It’s National Vegetarian Week and all over the country people will be finding out more about the benefits of going vegetarian, or at the very least, eating less meat! This week on The High Tea Cast we’ll be giving you lots of tips and tricks on how to tackle vegetarianism, healthy eating and wellbeing head on!
Some people may find it pretty easy pack in their meat habit over night, however I believe that a more transitional approach could be best, especially if you eat a lot of meat normally. Your body will be used to a certain level of nutrients and energy that come from the meat, for example heme iron which is the animal form of iron. This form of iron is the most easily absorbed, however plants have iron in abundance but in its non heme form. It can take the body some time to get used to absorbing iron from plants, so to help avoid feeling tired or low on energy you could take a more transitional approach over a few weeks.
Don’t forget the ‘veg’ in vegetarian
Vegetarian diets are often hailed as being healthier but a big part of that is when you are actually eating those veg! Try not to become a ‘junk food’ vegetarian – yes chips and cheese and tomato pizzas are vegetarian but you won’t see any benefits eating those kind of foods. There is an amazing amount of delicious, healthy vegetarian food available now, but just experimenting with vegetables is a great start.

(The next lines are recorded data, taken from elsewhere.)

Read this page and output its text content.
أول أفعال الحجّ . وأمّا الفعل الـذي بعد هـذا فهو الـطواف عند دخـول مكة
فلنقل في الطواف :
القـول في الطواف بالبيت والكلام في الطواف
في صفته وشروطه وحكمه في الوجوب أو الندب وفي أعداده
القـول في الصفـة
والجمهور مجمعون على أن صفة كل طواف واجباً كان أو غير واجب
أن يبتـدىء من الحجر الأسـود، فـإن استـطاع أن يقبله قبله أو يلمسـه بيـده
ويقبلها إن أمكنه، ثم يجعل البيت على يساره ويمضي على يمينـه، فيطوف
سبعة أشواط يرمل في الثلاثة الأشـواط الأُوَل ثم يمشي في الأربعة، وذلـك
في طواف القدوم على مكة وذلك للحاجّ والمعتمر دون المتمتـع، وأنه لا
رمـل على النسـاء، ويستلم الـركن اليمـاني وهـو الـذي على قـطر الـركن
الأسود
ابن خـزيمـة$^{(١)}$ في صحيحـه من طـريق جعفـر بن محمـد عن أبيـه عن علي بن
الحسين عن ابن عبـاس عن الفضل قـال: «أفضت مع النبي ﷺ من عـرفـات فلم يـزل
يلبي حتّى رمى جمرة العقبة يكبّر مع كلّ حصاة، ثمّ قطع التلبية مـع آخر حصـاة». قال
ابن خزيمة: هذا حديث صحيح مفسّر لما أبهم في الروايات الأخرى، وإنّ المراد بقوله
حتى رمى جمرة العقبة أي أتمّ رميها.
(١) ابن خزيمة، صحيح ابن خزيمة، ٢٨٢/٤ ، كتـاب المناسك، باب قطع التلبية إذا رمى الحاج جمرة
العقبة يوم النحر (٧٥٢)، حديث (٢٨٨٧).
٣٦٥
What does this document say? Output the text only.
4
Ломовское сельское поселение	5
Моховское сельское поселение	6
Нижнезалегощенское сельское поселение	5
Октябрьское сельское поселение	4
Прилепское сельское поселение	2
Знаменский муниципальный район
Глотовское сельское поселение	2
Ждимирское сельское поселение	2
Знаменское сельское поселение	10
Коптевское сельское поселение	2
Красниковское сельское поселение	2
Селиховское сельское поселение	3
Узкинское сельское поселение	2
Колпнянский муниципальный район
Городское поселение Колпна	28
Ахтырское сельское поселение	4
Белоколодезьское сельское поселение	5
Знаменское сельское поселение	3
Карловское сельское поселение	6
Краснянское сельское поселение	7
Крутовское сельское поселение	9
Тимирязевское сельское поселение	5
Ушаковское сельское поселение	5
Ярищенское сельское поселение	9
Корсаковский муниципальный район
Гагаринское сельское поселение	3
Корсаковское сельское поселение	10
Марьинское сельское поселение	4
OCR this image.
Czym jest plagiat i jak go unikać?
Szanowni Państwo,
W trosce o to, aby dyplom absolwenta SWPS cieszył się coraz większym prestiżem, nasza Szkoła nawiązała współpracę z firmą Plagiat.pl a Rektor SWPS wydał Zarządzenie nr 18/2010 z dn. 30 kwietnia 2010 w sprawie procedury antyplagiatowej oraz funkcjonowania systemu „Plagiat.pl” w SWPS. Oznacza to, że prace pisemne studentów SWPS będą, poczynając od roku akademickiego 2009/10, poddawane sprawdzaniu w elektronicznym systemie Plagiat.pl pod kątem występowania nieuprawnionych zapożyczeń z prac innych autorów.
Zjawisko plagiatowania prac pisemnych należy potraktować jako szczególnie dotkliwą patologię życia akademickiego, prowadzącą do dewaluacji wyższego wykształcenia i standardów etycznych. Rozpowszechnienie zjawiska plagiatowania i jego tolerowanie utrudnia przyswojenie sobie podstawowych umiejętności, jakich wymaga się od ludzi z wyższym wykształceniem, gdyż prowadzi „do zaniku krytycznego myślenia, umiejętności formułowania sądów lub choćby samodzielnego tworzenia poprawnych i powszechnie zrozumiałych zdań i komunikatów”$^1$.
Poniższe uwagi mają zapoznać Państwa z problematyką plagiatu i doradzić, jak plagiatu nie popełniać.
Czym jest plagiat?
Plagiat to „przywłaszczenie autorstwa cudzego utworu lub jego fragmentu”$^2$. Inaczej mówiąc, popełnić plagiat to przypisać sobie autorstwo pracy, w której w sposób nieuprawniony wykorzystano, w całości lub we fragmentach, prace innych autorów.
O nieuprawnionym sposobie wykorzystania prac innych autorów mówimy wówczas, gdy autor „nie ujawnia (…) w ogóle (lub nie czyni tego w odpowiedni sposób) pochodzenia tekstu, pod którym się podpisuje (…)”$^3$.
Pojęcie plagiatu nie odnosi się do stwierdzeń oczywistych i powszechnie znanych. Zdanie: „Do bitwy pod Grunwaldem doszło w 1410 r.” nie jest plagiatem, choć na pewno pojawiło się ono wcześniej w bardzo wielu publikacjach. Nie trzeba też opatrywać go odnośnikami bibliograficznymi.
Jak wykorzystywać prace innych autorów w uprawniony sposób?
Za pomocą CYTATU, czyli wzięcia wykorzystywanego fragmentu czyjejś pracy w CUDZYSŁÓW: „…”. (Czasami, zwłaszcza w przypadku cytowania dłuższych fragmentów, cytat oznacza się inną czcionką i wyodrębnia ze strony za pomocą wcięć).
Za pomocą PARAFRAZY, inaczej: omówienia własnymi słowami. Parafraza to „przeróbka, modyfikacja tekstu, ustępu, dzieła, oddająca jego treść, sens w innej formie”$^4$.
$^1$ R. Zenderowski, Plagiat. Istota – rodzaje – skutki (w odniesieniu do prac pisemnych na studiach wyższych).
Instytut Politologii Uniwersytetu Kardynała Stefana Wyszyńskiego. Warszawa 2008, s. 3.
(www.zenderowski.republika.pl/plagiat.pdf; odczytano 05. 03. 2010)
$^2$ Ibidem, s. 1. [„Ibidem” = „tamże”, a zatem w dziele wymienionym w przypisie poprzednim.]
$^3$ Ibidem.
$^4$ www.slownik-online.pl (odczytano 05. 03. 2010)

Resist the meat alternatives
Meat alternatives such as Quorn, veggie sausages etc are fine in moderation but it is often tempting to just replace the old meat in your diet with one of these processed products. Most of these processed products contain a shit load of chemicals and soy isolates and are not the healthiest choice. If you are concerned about protein look to beans, eggs, plain non GMO tofu and tempeh instead, these foods can taste amazing and are so much better for you than something that was made in a factory!
Review your supplements
I’m not one for suggesting supplementation if there is no need, however I believe that in this day and age of food transportation, nutrient depleted soils and just modern life, we all benefit from some supplementation. This is even more key for vegetarians and especially for vegans. I would take a good all round vegetarian / vegan multivitamin. It should contain vitamin B12 which is essential for vegans as this vitamin is only found in animal derived products). I would also recommend a plant based omega 3 supplement or adding ground flax or flaxseed oil to some meals and snacks.
I know that might sound daft when let’s face it, the majority of us are seeking to lose weight. However, this is a trap I fell into when I was vegetarian / vegan for a couple of years. When you remove meat and fish from your diet (eggs and dairy if you are going the whole way and becoming vegan) you are removing a major source of calories and energy. That might work well if you are looking to drop a few pounds, however if you are not and if you are already very active you need to make sure you are eating enough to keep yourself well fuelled. Your portion sizes may be bigger than you are used to as plant based foods tend to have more volume for their calories than animal based foods, just keep an eye on your energy levels as you go!
Overall I think vegetarianism and veganism can be an exceptionally healthy way to eat, however I do firmly believe that different things work for different people. I’m sure that some people would disagree with me, but in my experience I don’t believe that everyone’s body is suited to a vegetarian diet. Mine wasn’t. But that doesn’t mean that you can’t eat less meat, and make the meat that you do eat come from high quality sources. Most importantly, eat that veg!